Even The NSA Admits That It's Collecting Way Too Much Data
DefenseDefense2 min read

The National Security Agency has found a way to circumvent the encryption process between Yahoo/Google's public Internet and cloud encryption through a program codenamed MUSCULAR, reports Barton Gelmann of the Washington Post.

Presumably, that would be awesome for the NSA, but multiple analysts have complained about being awash in too much information.

According to the Post's NSA slides, "Numerous S2 [intelligence] analysts have complained of its [MUSCULAR] existence, and the relatively small intelligence value it contains does not justify the sheer volume of collection at MUSCULAR (1/4 of the total data collect)."

The slide goes on, "Numerous offices have complained about this collection diluting their workflow."

The complaints jibe with what NSA whistleblower William Binney said about NSA Chief Keith Alexander's claim that you need the "haystack" in order to find the needle.

"They're making themselves dysfunctional by collecting all of this data," Binney told the Daily Caller.

Notably other recent reporting, also from Gellmann, outlined how "troves" of information were yielded through more targetted NSA hacker exploits.

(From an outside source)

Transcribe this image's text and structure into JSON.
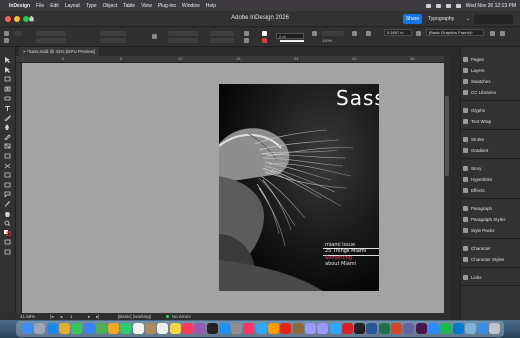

Indeed, a massive part of the NSA's Counter-Terrorism Mission Aligned Cell, or CT-MAC, is a group of hackers who target the "hard to find" high valued terrorism targets (See Also: Needles).

From Washington Post:

The records indicate that the agency depends heavily on highly targeted network penetrations to gather information that wouldn't otherwise be trapped in surveillance nets that it has set at key Internet gateways.

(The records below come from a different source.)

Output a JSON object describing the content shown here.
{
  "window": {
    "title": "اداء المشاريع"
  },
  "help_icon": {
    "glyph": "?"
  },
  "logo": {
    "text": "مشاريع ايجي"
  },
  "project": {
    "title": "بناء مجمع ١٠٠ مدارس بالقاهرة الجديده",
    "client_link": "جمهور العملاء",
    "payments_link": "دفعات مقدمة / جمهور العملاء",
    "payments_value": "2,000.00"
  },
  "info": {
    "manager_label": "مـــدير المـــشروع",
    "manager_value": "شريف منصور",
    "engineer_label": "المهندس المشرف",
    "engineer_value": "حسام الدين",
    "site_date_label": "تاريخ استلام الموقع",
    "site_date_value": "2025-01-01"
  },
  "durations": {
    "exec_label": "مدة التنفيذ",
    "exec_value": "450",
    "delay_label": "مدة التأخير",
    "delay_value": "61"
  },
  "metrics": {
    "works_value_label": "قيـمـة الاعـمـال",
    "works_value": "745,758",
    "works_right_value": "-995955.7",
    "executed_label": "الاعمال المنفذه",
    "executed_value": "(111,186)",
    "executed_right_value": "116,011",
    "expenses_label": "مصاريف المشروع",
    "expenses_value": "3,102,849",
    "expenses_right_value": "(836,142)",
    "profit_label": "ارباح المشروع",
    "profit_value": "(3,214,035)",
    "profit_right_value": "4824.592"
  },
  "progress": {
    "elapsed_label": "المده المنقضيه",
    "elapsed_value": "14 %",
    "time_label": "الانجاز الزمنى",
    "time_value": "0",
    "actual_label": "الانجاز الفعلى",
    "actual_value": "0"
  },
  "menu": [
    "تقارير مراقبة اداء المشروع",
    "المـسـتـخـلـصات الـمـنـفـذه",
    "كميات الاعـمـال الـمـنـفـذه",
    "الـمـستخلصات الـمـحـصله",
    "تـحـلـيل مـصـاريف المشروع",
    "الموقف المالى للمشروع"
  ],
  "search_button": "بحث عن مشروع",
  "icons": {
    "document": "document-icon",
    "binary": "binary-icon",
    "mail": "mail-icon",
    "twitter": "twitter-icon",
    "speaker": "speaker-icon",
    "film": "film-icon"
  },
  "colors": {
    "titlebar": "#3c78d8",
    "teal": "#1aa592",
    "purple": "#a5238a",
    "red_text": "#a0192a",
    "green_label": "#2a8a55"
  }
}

In broad terms, the NSA relies on increasingly sophisticated versions of online attacks that are well-known among security experts.

In ignoring the white noise - i.e. the "surveillance net" epitomized by MUSCULAR - these NSA hackers have been incredibly successful.

From Washington Post:

An operation against a suspected facilitator for al-Qaeda's branch in Yemen led to a trove of files that could be used to "help NSA map out the movement of terrorists and aspiring extremists between Yemen, Syria, Turkey, Egypt, Libya and Iran," according to the documents ...

A single penetration yielded 90 encrypted al-Qaeda documents, 16 encryption keys, 30 unencrypted messages as well as "thousands" of chat logs, according to an inventory described in one of the Snowden documents.

The operations are so easy, in some cases, that the NSA is able to start downloading data in less time than it takes the targeted machine to boot up. Last year, a user account on a social media Web site provided an instant portal to an al-Qaeda operative's hard drive. "Within minutes, we successfully exploited the target," the document said.

So maybe it's time for Congress to ask Alexander a serious question: is the haystack really necessary to find the needle?